Nichts verstanden? Macht nichts! Es lohnt sich nachzulesen oder sich von den spannenden Büchern erzählen zu lassen, aus denen am Freitag, dem 07.12.18, im Medienzentrum der Großen Schule meisterhaft vorgelesen wurde. Maximilian könnte etwas über Rüdiger Bertrams „Stinktier & Co - Gegen uns könnt ihr nicht anstinken“ erzählen und  Aylin kennt sich mit Sonja Kaiblingers „Chloé völlig von der Rolle“ aus. Wer etwas über „Victor und der Wolf“ von Hannes Klug erfahren möchte, kann Lennard danach fragen. Frieda weiß viel über Anna Ruhes „Mount Caravan“ zu erzählen und in die „Sackgasse 13“ kann Pauline alle Interessierten mitnehmen. Was es mit „Schnick, schnack, tot“ von Mel Wallis de Vries auf sich hat, weiß Stine am besten.

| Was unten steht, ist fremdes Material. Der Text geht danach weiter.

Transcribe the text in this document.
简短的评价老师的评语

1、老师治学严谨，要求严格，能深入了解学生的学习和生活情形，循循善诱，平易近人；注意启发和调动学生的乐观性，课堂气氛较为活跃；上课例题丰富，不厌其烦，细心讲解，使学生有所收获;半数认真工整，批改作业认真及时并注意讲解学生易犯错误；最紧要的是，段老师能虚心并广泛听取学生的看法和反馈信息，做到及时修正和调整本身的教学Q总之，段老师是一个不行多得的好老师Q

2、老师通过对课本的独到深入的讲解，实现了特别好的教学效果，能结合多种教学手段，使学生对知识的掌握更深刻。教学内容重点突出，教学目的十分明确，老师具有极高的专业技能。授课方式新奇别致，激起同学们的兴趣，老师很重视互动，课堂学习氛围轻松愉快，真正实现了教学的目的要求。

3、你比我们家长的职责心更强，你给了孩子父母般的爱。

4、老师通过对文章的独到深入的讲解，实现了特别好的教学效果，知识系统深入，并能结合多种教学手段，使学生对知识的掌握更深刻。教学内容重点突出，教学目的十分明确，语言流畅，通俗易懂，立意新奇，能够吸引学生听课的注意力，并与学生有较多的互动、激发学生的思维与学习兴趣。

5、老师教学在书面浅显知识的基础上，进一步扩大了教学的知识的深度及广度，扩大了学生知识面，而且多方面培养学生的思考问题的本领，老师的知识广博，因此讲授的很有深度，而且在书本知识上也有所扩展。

Alicia verrät vielleicht noch ein paar Einzelheiten zu Charlotte Habersacks „Bitte nicht öffnen, bissig!“ Und was für eine Geschichte sich hinter dem Buch „Ostwind - Aris Ankunft“ von Lea Schmidbauer verbirgt, darüber weiß Jocelyn bestens Bescheid. Cornelia Funkes „Herr der Diebe“ war das Überraschungsbuch, aus dem die Teilnehmerinnen und Teilnehmer unvorbereitet vorlesen mussten. Ein Tipp an alle, die diese spannende Geschichte kennen lernen wollen: Selbst LESEN!

02 klDie Vorleserinnen und Vorleser machten es der Jury auch in diesem Jahr wirklich nicht leicht. Frau Wagner vom Medienzentrum, Frau Henker aus der Elternschaft und Frau Löffler und Herr Stuhlmann als Lehrkräfte der Schule gaben ihr Bestes für eine faire Entscheidung. Viele hätten gewinnen können, wenn es mehr als einen ersten Preis gegeben hätte. Aber leider konnte nur einer gewinnen. Am Ende eines spannenden Wettbewerbs musste sogar noch ein Stechen entscheiden, wer den Sieg davonträgt. Zu einem schönen dritten Platz gratulieren wir Alicia Hesselbarth (6b). Mit Lennard Sentner (6a) freuen wir uns über einen tollen zweiten Platz. Unsere herzliche Gratulation für den ersten Platz gilt Frieda Kobmann (6c). Frieda wird die Große Schule im Neuen Jahr in der nächsten Runde im Stadtentscheid vertreten. Wir drücken ihr ganz fest die Daumen.